Better mapping of events to Microsoft 365 users
One of the more "interesting" things we've found while working with the event data from Microsoft is that in a lot of cases the identity of the user who initiated the action isn't clear unless you're a computer. For example, user login events (success and failure) have a field for the users UPN (unique identifier, usually their email address). This is the more human-friendly identifier for a user. Ideally you would be able to search for events with the users UPN and find all of the events. Unfortunately the reality is that this field is often not filled with a real UPN and instead has the value 'Not Available'. We don't know why this is the case, but it's how Microsoft is logging these events. The problem with this is that if you were to search for events using a users UPN, you wouldn't get all of their events because some aren't correctly associated.

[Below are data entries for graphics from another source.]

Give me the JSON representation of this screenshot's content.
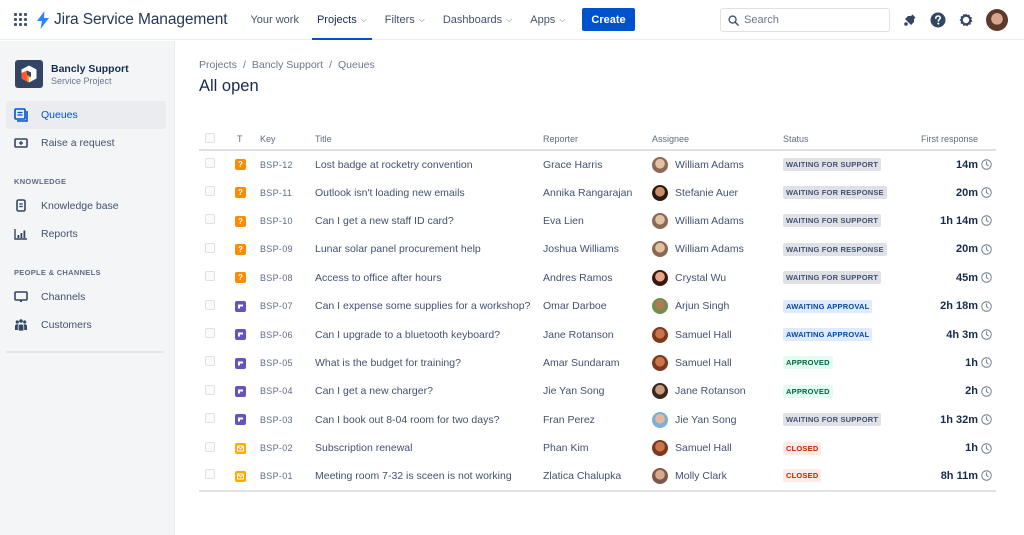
{
  "topnav": {
    "brand": "Jira Service Management",
    "items": [
      {
        "label": "Your work",
        "dropdown": false,
        "active": false
      },
      {
        "label": "Projects",
        "dropdown": true,
        "active": true
      },
      {
        "label": "Filters",
        "dropdown": true,
        "active": false
      },
      {
        "label": "Dashboards",
        "dropdown": true,
        "active": false
      },
      {
        "label": "Apps",
        "dropdown": true,
        "active": false
      }
    ],
    "create_label": "Create",
    "search_placeholder": "Search",
    "icons": [
      "notifications-icon",
      "help-icon",
      "settings-icon",
      "avatar"
    ]
  },
  "sidebar": {
    "project_name": "Bancly Support",
    "project_type": "Service Project",
    "items": [
      {
        "label": "Queues",
        "icon": "queues-icon",
        "active": true
      },
      {
        "label": "Raise a request",
        "icon": "raise-request-icon",
        "active": false
      }
    ],
    "sections": [
      {
        "title": "KNOWLEDGE",
        "items": [
          {
            "label": "Knowledge base",
            "icon": "knowledge-base-icon"
          },
          {
            "label": "Reports",
            "icon": "reports-icon"
          }
        ]
      },
      {
        "title": "PEOPLE & CHANNELS",
        "items": [
          {
            "label": "Channels",
            "icon": "channels-icon"
          },
          {
            "label": "Customers",
            "icon": "customers-icon"
          }
        ]
      }
    ]
  },
  "main": {
    "breadcrumb": [
      "Projects",
      "Bancly Support",
      "Queues"
    ],
    "title": "All open",
    "columns": [
      "T",
      "Key",
      "Title",
      "Reporter",
      "Assignee",
      "Status",
      "First response"
    ],
    "rows": [
      {
        "type": "question",
        "key": "BSP-12",
        "title": "Lost badge at rocketry convention",
        "reporter": "Grace Harris",
        "assignee": "William Adams",
        "status": "WAITING FOR SUPPORT",
        "status_kind": "default",
        "first_response": "14m"
      },
      {
        "type": "question",
        "key": "BSP-11",
        "title": "Outlook isn't loading new emails",
        "reporter": "Annika Rangarajan",
        "assignee": "Stefanie Auer",
        "status": "WAITING FOR RESPONSE",
        "status_kind": "default",
        "first_response": "20m"
      },
      {
        "type": "question",
        "key": "BSP-10",
        "title": "Can I get a new staff ID card?",
        "reporter": "Eva Lien",
        "assignee": "William Adams",
        "status": "WAITING FOR SUPPORT",
        "status_kind": "default",
        "first_response": "1h 14m"
      },
      {
        "type": "question",
        "key": "BSP-09",
        "title": "Lunar solar panel procurement help",
        "reporter": "Joshua Williams",
        "assignee": "William Adams",
        "status": "WAITING FOR RESPONSE",
        "status_kind": "default",
        "first_response": "20m"
      },
      {
        "type": "question",
        "key": "BSP-08",
        "title": "Access to office after hours",
        "reporter": "Andres Ramos",
        "assignee": "Crystal Wu",
        "status": "WAITING FOR SUPPORT",
        "status_kind": "default",
        "first_response": "45m"
      },
      {
        "type": "service",
        "key": "BSP-07",
        "title": "Can I expense some supplies for a workshop?",
        "reporter": "Omar Darboe",
        "assignee": "Arjun Singh",
        "status": "AWAITING APPROVAL",
        "status_kind": "info",
        "first_response": "2h 18m"
      },
      {
        "type": "service",
        "key": "BSP-06",
        "title": "Can I upgrade to a bluetooth keyboard?",
        "reporter": "Jane Rotanson",
        "assignee": "Samuel Hall",
        "status": "AWAITING APPROVAL",
        "status_kind": "info",
        "first_response": "4h 3m"
      },
      {
        "type": "service",
        "key": "BSP-05",
        "title": "What is the budget for training?",
        "reporter": "Amar Sundaram",
        "assignee": "Samuel Hall",
        "status": "APPROVED",
        "status_kind": "success",
        "first_response": "1h"
      },
      {
        "type": "service",
        "key": "BSP-04",
        "title": "Can I get a new charger?",
        "reporter": "Jie Yan Song",
        "assignee": "Jane Rotanson",
        "status": "APPROVED",
        "status_kind": "success",
        "first_response": "2h"
      },
      {
        "type": "service",
        "key": "BSP-03",
        "title": "Can I book out 8-04 room for two days?",
        "reporter": "Fran Perez",
        "assignee": "Jie Yan Song",
        "status": "WAITING FOR SUPPORT",
        "status_kind": "default",
        "first_response": "1h 32m"
      },
      {
        "type": "email",
        "key": "BSP-02",
        "title": "Subscription renewal",
        "reporter": "Phan Kim",
        "assignee": "Samuel Hall",
        "status": "CLOSED",
        "status_kind": "removed",
        "first_response": "1h"
      },
      {
        "type": "email",
        "key": "BSP-01",
        "title": "Meeting room 7-32 is sceen is not working",
        "reporter": "Zlatica Chalupka",
        "assignee": "Molly Clark",
        "status": "CLOSED",
        "status_kind": "removed",
        "first_response": "8h 11m"
      }
    ]
  },
  "colors": {
    "brand_blue": "#0052CC",
    "question_type": "#FF8B00",
    "service_type": "#6554C0",
    "email_type": "#FFAB00",
    "lozenge_default_bg": "#DFE1E6",
    "lozenge_default_fg": "#42526E",
    "lozenge_info_bg": "#DEEBFF",
    "lozenge_info_fg": "#0747A6",
    "lozenge_success_bg": "#E3FCEF",
    "lozenge_success_fg": "#006644",
    "lozenge_removed_bg": "#FFEBE6",
    "lozenge_removed_fg": "#BF2600"
  }
}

Fortunately there is another field in these events that designates the users GUID (Globally Unique IDentifier) in the UUID format. These are not human-friendly. Based on this we've added some enrichment steps to our event processing that will identify when an event is not correctly associated to a user and will lookup the user based on their GUID so we can correctly identify the UPN, or human-friendly ID. This allows us to better identify all events for a given user using the human-friendly identifier. This is one of those capabilities that is necessary for accuracy, but not default functionality for SIEM solutions that are simply receiving logs from Microsoft 365.